Toujours est-il que, ma lorgnette sur le nez, je m’amusais bien à rédiger et à réviser des textes variés pour différents types de clients. L’expérience m’ayant pourvu de quelques notions dans un certain nombre de matières, je naviguais à l’aise.
Or un beau matin d’octobre 2015, les lettres se sont mises à sautiller sur mon écran, à changer de place comme des élèves espiègles, les g se déguisant en 8 ou en q, les u en o, les accents aigus en trémas, bref je n’y voyais plus guère. Mon premier réflexe fut de blâmer mes nouvelles lunettes de lecture, pourtant si mignonnes, toutes roses, puis l’affichage de l’écran, etc.
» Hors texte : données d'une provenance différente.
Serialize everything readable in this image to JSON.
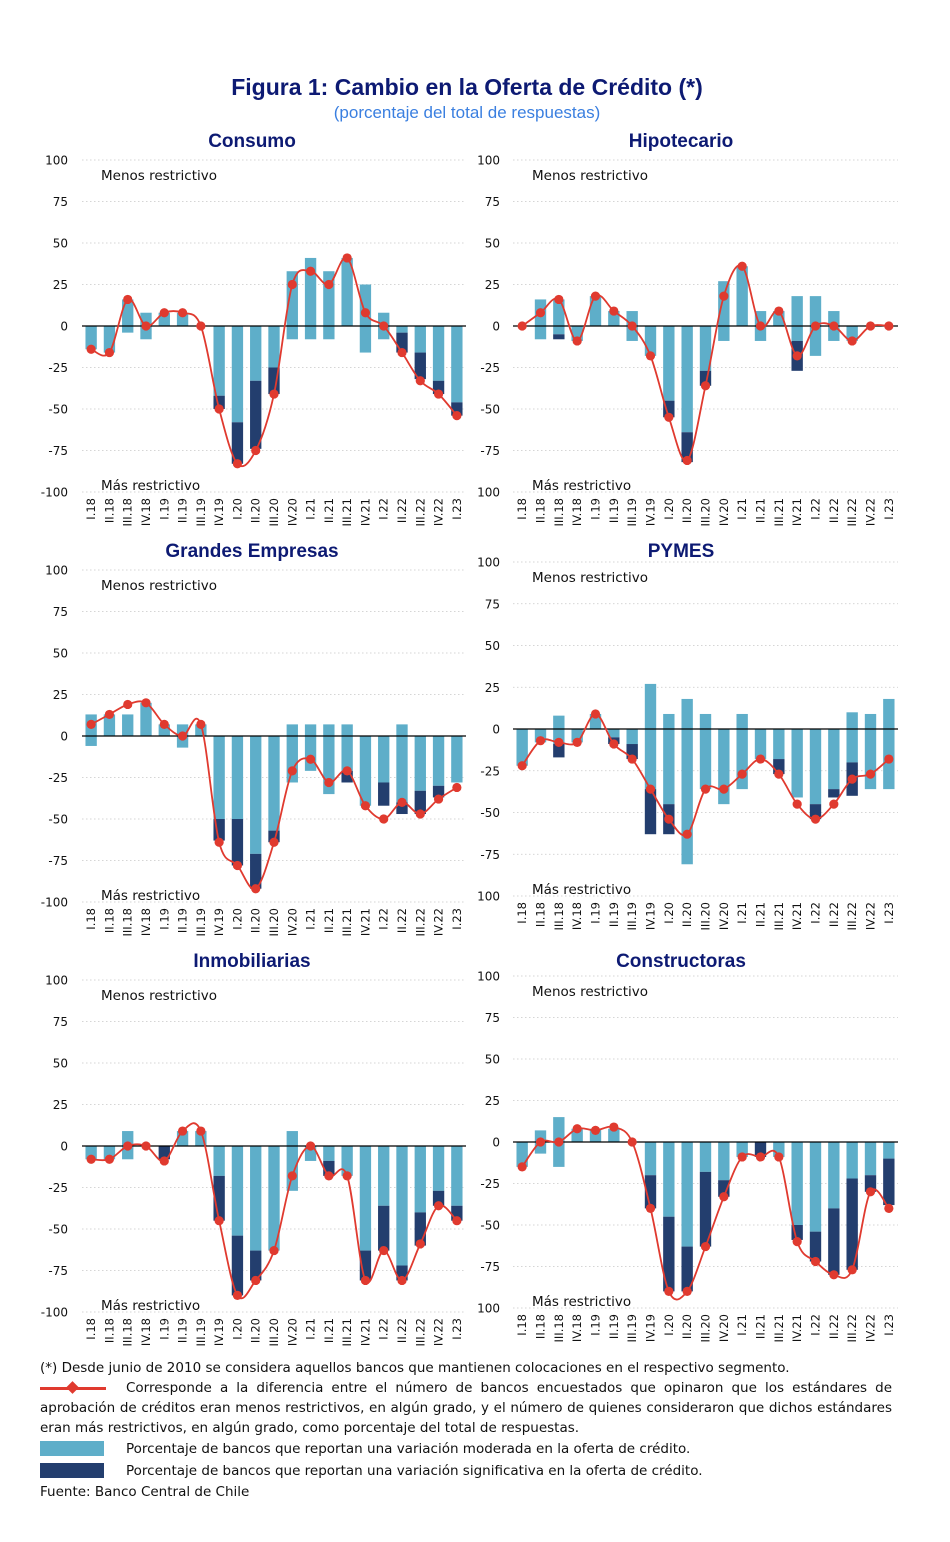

La semaine suivante, arrêtée au feu rouge derrière une autre voiture, me prend l’idée de regarder sa plaque d’immatriculation en fermant l’oeil droit (tout va bien), puis le gauche (là, apparition d’une étrangissime vision). La plaque d’immatriculation comportant six symboles, disons « ABC 789 », voilà que les quatre symboles du milieu sont disparus, ne laissant que « A / 9 », soit les symboles aux deux extrémités. Le reste a été littéralement englouti par le milieu!
Abasourdie, je répète l’exercice avec divers objets. Un passant marche de l’autre côté de la rue : si je ferme l’oeil gauche et fixe sa tête de l’oeil droit, cette dernière disparaît et je ne vois plus qu’un corps décapité poursuivant son chemin.
« Mamaaaan! Où est passée la tête du monsieur? » m’écriai-je mentalement.
Fixant l’affiche « Arrêt » ou la lumière rouge avec mon seul oeil droit, je ne vois plus que le poteau.Tout ce que je fixe de l’oeil droit, l’oeil gauche fermé, disparaît instantanément. Ce serait extrêmement rigolo… si c’était temporaire. Alarmée, je laisse un message à mon cousin opticien.
« Vas immédiatement consulter à l’hôpital » me conseille-t-il, le samedi matin ensoleillé de son retour d’appel.
À l’instant précis où nous quittions, tous guillerets, la ville pour le chalet.
« Heu… là maintenant je ne peux pas, mais lundi sans faute j’appelle mon ophtalomologiste » réponds-je joyeusement en jetant mes bottes de rando dans mon sac.
« Non, non, tu dois aller tout de suite à l’urgence de l’hôpital Machin Chouette » affirme mon cousin.
« Quoi? Voyons, cousin, t’es pas un peu alarmiste là? ».